Diaphragm hernia is a birth defect caused by a hole in the diaphragm, allowing organs to protrude through the opening. There are two types, Bochdalek and Morgagni, with the latter being rarer. Diagnosis is possible through physical exams, X-rays, and blood tests. Treatment involves surgery and follow-up visits.
A diaphragm hernia is a kind of birth defect. It is caused by a hole in the diaphragm that opens as the baby develops in the mother’s womb. Organs that would normally be present in the abdomen protrude through this opening.
There are two types of diaphragmatic hernias. When the hernia is present on the left side of the body, it is referred to as a Bochdalek hernia. With this type of congenital hernia, the stomach and intestines protrude through the opening of the diaphragm into the chest cavity.

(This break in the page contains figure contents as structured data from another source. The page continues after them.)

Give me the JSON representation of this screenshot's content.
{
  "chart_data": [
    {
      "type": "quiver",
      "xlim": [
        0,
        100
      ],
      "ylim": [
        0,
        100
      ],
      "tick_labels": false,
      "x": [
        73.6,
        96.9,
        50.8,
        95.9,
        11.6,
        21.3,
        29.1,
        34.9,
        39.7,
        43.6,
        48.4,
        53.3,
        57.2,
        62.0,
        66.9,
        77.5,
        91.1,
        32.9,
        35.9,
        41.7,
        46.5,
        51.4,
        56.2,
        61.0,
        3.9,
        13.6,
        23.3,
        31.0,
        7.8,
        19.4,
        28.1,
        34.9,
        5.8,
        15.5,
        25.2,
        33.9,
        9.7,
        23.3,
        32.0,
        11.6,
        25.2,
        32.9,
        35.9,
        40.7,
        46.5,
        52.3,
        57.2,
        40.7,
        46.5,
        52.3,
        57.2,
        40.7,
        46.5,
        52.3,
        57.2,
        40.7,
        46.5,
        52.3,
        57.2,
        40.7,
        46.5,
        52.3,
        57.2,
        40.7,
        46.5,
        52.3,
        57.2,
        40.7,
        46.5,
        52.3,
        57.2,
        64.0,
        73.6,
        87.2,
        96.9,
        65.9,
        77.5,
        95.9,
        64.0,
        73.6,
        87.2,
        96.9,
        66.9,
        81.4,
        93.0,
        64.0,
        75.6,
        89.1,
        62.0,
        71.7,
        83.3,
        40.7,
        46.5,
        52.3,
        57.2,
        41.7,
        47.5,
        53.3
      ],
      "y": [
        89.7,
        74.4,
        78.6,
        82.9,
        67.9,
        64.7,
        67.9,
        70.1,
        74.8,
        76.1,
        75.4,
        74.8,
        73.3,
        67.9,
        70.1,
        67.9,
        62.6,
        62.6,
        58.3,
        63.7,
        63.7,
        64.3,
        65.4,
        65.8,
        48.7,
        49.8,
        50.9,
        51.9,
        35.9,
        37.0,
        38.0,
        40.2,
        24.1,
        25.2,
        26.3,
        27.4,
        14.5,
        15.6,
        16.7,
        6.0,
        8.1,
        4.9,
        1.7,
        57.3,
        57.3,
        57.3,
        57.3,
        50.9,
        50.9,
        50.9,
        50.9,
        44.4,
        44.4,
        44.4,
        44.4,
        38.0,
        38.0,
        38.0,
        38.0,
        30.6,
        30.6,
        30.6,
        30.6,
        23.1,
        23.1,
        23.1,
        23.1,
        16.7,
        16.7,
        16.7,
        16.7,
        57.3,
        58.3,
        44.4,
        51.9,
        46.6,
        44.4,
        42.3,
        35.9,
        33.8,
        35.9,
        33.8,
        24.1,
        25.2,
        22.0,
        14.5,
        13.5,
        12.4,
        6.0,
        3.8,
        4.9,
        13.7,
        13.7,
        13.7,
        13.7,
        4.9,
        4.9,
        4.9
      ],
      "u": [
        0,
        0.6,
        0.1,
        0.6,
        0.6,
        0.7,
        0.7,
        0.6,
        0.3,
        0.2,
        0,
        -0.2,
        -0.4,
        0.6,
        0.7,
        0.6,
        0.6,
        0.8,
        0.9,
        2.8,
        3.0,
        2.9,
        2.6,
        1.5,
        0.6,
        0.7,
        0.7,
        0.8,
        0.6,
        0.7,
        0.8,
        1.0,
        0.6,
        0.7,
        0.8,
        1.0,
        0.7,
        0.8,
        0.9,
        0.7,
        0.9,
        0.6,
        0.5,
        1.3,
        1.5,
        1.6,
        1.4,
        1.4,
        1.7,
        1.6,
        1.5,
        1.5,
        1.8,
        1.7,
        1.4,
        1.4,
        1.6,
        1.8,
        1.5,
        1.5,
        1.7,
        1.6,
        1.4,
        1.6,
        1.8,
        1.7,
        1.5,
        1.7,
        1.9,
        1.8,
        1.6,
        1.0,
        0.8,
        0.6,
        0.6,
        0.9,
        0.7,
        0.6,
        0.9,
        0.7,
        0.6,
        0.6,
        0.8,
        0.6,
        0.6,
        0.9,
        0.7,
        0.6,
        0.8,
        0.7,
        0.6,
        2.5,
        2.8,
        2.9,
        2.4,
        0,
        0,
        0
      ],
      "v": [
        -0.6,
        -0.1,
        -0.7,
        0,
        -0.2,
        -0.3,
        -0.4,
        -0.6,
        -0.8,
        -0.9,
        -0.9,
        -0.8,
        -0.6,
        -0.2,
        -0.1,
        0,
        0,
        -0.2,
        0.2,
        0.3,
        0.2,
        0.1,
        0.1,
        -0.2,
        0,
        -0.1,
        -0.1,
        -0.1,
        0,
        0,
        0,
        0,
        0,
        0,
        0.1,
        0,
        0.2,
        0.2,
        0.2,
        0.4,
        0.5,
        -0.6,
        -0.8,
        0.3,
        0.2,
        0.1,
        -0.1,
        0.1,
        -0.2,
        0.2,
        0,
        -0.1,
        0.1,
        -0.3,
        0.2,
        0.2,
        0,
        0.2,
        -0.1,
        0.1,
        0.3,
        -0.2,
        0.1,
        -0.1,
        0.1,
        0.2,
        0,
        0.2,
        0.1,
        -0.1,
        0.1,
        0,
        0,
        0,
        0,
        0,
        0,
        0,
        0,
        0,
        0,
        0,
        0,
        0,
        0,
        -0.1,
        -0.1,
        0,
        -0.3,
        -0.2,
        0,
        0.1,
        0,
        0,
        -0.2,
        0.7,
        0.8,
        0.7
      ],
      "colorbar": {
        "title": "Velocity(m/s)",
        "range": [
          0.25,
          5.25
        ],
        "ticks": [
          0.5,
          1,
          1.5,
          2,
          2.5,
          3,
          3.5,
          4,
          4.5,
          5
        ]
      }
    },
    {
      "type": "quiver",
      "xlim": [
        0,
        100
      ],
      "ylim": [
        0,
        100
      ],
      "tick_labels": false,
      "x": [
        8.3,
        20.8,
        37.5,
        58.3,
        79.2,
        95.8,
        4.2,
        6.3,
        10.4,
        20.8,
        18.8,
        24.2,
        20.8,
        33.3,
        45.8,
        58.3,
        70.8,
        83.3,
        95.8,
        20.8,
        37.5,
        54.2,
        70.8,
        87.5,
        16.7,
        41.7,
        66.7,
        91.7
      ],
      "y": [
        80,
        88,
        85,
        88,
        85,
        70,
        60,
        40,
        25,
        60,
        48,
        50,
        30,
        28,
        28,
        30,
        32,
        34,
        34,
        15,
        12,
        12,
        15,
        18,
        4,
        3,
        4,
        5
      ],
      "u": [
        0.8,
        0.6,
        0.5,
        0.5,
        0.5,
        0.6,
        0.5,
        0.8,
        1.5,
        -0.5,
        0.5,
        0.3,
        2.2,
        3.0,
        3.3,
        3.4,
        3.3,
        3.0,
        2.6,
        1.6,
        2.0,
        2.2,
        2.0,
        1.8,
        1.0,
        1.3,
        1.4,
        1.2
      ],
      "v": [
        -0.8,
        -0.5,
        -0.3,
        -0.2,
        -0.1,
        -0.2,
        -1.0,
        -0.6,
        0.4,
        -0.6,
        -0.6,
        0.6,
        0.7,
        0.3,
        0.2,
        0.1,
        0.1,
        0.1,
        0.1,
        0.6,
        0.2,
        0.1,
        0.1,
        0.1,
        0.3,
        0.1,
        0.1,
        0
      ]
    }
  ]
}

In case the abnormal opening is on the right side, it is known as Morgagni’s hernia. The location of the hole means that the baby’s liver and intestines move upwards instead of remaining in the abdominal cavity. Of the two types of diaphragmatic hernias, Morgagni is the rarer form. It accounts for only two percent of all cases.
When a fetus is developing, the diaphragm forms between weeks 7 and 10 of pregnancy. If the diaphragm does not develop normally or part of the intestine is caught in the diaphragm during formation, a diaphragm hernia can form. Family history plays a role in how likely this type of congenital hernia will develop. If the parents have previously had a baby with a diaphragm hernia, their chances of the condition being present in a subsequent birth increase.
This type of hernia can be detected during a physical exam conducted shortly after birth. A chest X-ray may be ordered to examine your baby’s diaphragm, lungs, and intestines. A blood test may also be ordered to get an idea of the baby’s ability to breathe called arterial blood gas.
Once the diaphragm hernia has been diagnosed, your baby will likely be admitted to the hospital’s neonatal intensive care unit (NICU). Once in the NICU, the newborn may be placed on a ventilator to help him breathe. Another option for doctors is to place the baby on a heart/lung bypass machine until the baby’s condition stabilizes and the diaphragm hernia can be treated.
Surgery is done to close the hole and repair the herniated diaphragm. Organs that have moved to the wrong location are put back where they should have been originally as part of the process. Regular follow-up doctor visits will be necessary for some time after the surgery to further monitor the child’s condition.